Architecture and construction graduate students were able to explore new research and design concepts with "La Caixa" Foundation through the CaixaForum project, which works to bring culture to all audiences and enabling them to experience it in unique, innovative, and accessible ways through physical infrastructure, site specific installations, and public programming.

In 2018, the "LaCaixa" Foundation chose the Agora building in the City of Arts and Sciences to serve as the location for CaixaForum Valencia. The project hosts numerous initiatives from groundbreaking art exhibitions, conferences, and concerts, to social days and family workshops, all with the goal of disseminating knowledge, culture, and science as catalysts of social improvement.

To further those same goals, graduate students in Ruiz-Geli's Architecture and Urbanism Laboratory 5716 travelled to Valencia Spain to finish and install a project seven months in the making. Throughout the semester leading up to the week-long trip in late April, the students were asked to challenge the existing design of the Cloud, and to develop their own ideas, research, and materiality. 

The Cloud is one of several independently built elements of the intervention designed by Virginia Tech Architecture Professor Enric Ruiz-Geli, which features a broad projection surface for installations and gives the sensation of hovering off the ground. The final product of the semester and trip was a 3D printed exoskeleton, designed by Ruiz-Geli, Professor Luis Borunda, and the students in the class. While production was still underway, the team made good use of the available technology, mapping their videos, renders, grasshopper maps and process of thinking at a 1:1 scale, directly on the eighty food projection surface of the Cloud.

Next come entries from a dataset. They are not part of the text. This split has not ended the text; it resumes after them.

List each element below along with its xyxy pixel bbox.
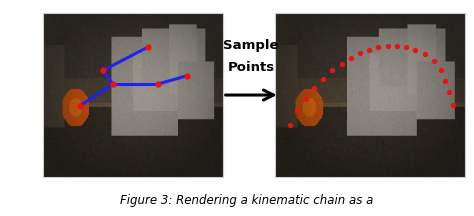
Text: Points: Points — [228, 61, 275, 74]
Text: Sample: Sample — [223, 39, 279, 52]
Text: Figure 3: Rendering a kinematic chain as a: Figure 3: Rendering a kinematic chain as… — [120, 194, 373, 207]
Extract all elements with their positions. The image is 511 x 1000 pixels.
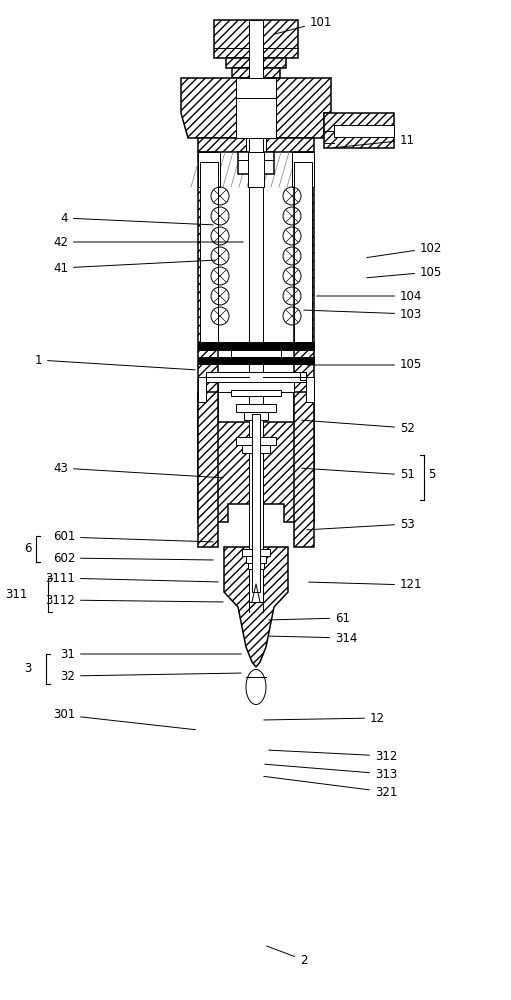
Text: 41: 41	[53, 260, 215, 274]
Polygon shape	[214, 20, 298, 58]
Text: 301: 301	[53, 708, 195, 730]
Bar	[198, 342, 314, 350]
Text: 53: 53	[307, 518, 415, 530]
Text: 11: 11	[334, 133, 415, 148]
Bar	[238, 152, 274, 174]
Text: 1: 1	[35, 354, 195, 370]
Text: 311: 311	[6, 587, 28, 600]
Bar	[300, 372, 306, 380]
Bar	[242, 445, 270, 453]
Text: 314: 314	[269, 632, 357, 645]
Text: 51: 51	[302, 468, 415, 482]
Bar	[236, 437, 276, 445]
Text: 601: 601	[53, 530, 213, 544]
Bar	[334, 125, 394, 137]
Bar	[248, 563, 264, 569]
Text: 32: 32	[60, 670, 241, 682]
Bar	[236, 404, 276, 412]
Text: 312: 312	[269, 750, 398, 762]
Bar	[231, 350, 281, 357]
Bar	[218, 382, 294, 392]
Polygon shape	[224, 547, 288, 667]
Text: 321: 321	[264, 776, 398, 798]
Text: 43: 43	[53, 462, 223, 478]
Bar	[292, 152, 314, 187]
Text: 31: 31	[60, 648, 241, 660]
Polygon shape	[198, 422, 314, 522]
Polygon shape	[232, 68, 280, 78]
Bar	[200, 162, 218, 342]
Text: 105: 105	[367, 265, 442, 278]
Text: 313: 313	[265, 764, 397, 780]
Text: 52: 52	[302, 420, 415, 434]
Text: 4: 4	[60, 212, 213, 225]
Text: 101: 101	[274, 15, 332, 34]
Text: 602: 602	[53, 552, 213, 564]
Text: 2: 2	[267, 946, 308, 966]
Text: 61: 61	[269, 611, 350, 624]
Polygon shape	[324, 113, 394, 148]
Bar	[231, 390, 281, 396]
Text: 42: 42	[53, 235, 243, 248]
Text: 5: 5	[428, 468, 435, 482]
Bar	[236, 78, 276, 138]
Bar	[306, 377, 314, 402]
Polygon shape	[226, 58, 286, 68]
Text: 3112: 3112	[45, 593, 223, 606]
Bar	[249, 20, 263, 80]
Text: 3111: 3111	[45, 572, 218, 584]
Text: 6: 6	[25, 542, 32, 554]
Text: 104: 104	[317, 290, 423, 302]
Text: 12: 12	[264, 712, 385, 724]
Polygon shape	[198, 138, 314, 152]
Bar	[198, 152, 220, 187]
Bar	[198, 357, 314, 364]
Polygon shape	[181, 78, 331, 138]
Text: 105: 105	[307, 359, 422, 371]
Polygon shape	[294, 152, 314, 482]
Polygon shape	[198, 152, 218, 482]
Bar	[246, 138, 266, 152]
Bar	[206, 372, 306, 382]
Text: 3: 3	[25, 662, 32, 674]
Text: 103: 103	[304, 308, 422, 320]
Polygon shape	[198, 392, 218, 547]
Polygon shape	[294, 392, 314, 547]
Text: 102: 102	[367, 241, 443, 258]
Bar	[249, 138, 263, 602]
Bar	[242, 549, 270, 556]
Text: 121: 121	[309, 578, 423, 591]
Bar	[244, 412, 268, 420]
Bar	[252, 414, 260, 592]
Bar	[248, 152, 264, 187]
Bar	[246, 556, 266, 563]
Bar	[294, 162, 312, 342]
Bar	[198, 377, 206, 402]
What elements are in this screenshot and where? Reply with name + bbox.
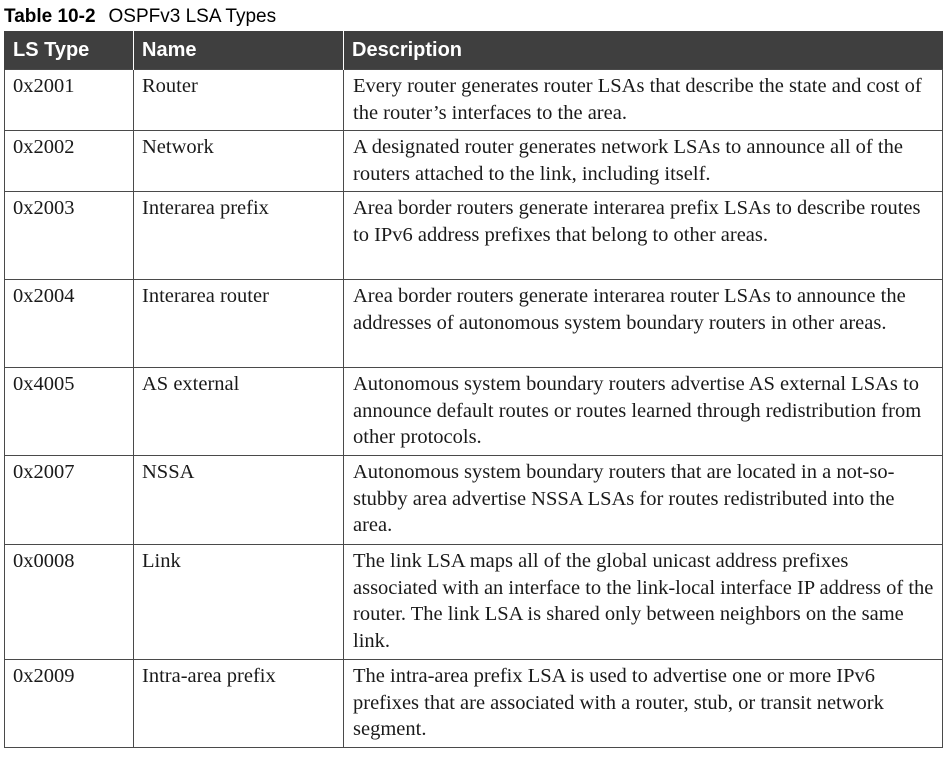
ls-type-cell: 0x2004 bbox=[4, 279, 134, 368]
header-row: LS Type Name Description bbox=[4, 31, 943, 70]
name-cell: NSSA bbox=[133, 455, 344, 545]
description-cell: The intra-area prefix LSA is used to adv… bbox=[343, 659, 943, 748]
ls-type-cell: 0x4005 bbox=[4, 367, 134, 456]
table-row: 0x0008 Link The link LSA maps all of the… bbox=[4, 544, 943, 660]
ls-type-cell: 0x2003 bbox=[4, 191, 134, 280]
ls-type-cell: 0x2002 bbox=[4, 130, 134, 192]
table-row: 0x2009 Intra-area prefix The intra-area … bbox=[4, 659, 943, 748]
table-body: 0x2001 Router Every router generates rou… bbox=[4, 69, 943, 748]
ls-type-cell: 0x2001 bbox=[4, 69, 134, 131]
description-cell: Autonomous system boundary routers adver… bbox=[343, 367, 943, 456]
table-row: 0x2001 Router Every router generates rou… bbox=[4, 69, 943, 131]
table-row: 0x2007 NSSA Autonomous system boundary r… bbox=[4, 455, 943, 545]
description-cell: Area border routers generate interarea r… bbox=[343, 279, 943, 368]
ls-type-cell: 0x2009 bbox=[4, 659, 134, 748]
table-row: 0x2003 Interarea prefix Area border rout… bbox=[4, 191, 943, 280]
description-cell: Autonomous system boundary routers that … bbox=[343, 455, 943, 545]
lsa-types-table: LS Type Name Description 0x2001 Router E… bbox=[4, 31, 943, 748]
table-caption: Table 10-2 OSPFv3 LSA Types bbox=[4, 5, 276, 29]
ls-type-cell: 0x0008 bbox=[4, 544, 134, 660]
description-cell: The link LSA maps all of the global unic… bbox=[343, 544, 943, 660]
name-cell: Interarea router bbox=[133, 279, 344, 368]
name-cell: Network bbox=[133, 130, 344, 192]
name-cell: AS external bbox=[133, 367, 344, 456]
table-row: 0x2002 Network A designated router gener… bbox=[4, 130, 943, 192]
name-cell: Interarea prefix bbox=[133, 191, 344, 280]
description-cell: A designated router generates network LS… bbox=[343, 130, 943, 192]
column-header-ls-type: LS Type bbox=[4, 31, 134, 70]
table-row: 0x2004 Interarea router Area border rout… bbox=[4, 279, 943, 368]
name-cell: Router bbox=[133, 69, 344, 131]
description-cell: Every router generates router LSAs that … bbox=[343, 69, 943, 131]
column-header-description: Description bbox=[343, 31, 943, 70]
name-cell: Intra-area prefix bbox=[133, 659, 344, 748]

The structure is now an impressively large permanent feature in the site, measuring over 75 feet in length and over 45 feet in width, and acts as a cladding that seamlessly merges aesthetics, innovation, and sustainability.

This trip allowed the students to learn by doing, to work within the complexity of the parallelism between the digital and the physical world. They were also able to engage with professionals in various trade specialties, such as Nagami, a Spanish furniture manufacturer specializing in 3D printing, and iGuzzini, an Italian lighting producer. Graduate student Chloe Abi Antoun described the trip as “open[ing] [her] eyes on the importance of collective intelligence and humanism on site and during construction.”

Ceramica Cumella, a Spanish ceramics manufacturer with a long history in architectural stoneware, funded the trip, enabling the build and installation of the structure, and allowing the group to experience their ceramics design and fabrication processes firsthand. The group also visited notable buildings in Barcelona, including the Agbar Tower, UNESCO World heritage site, La Sagrada Familia, as well as the Media TIC building, designed by Professor Ruiz Geli.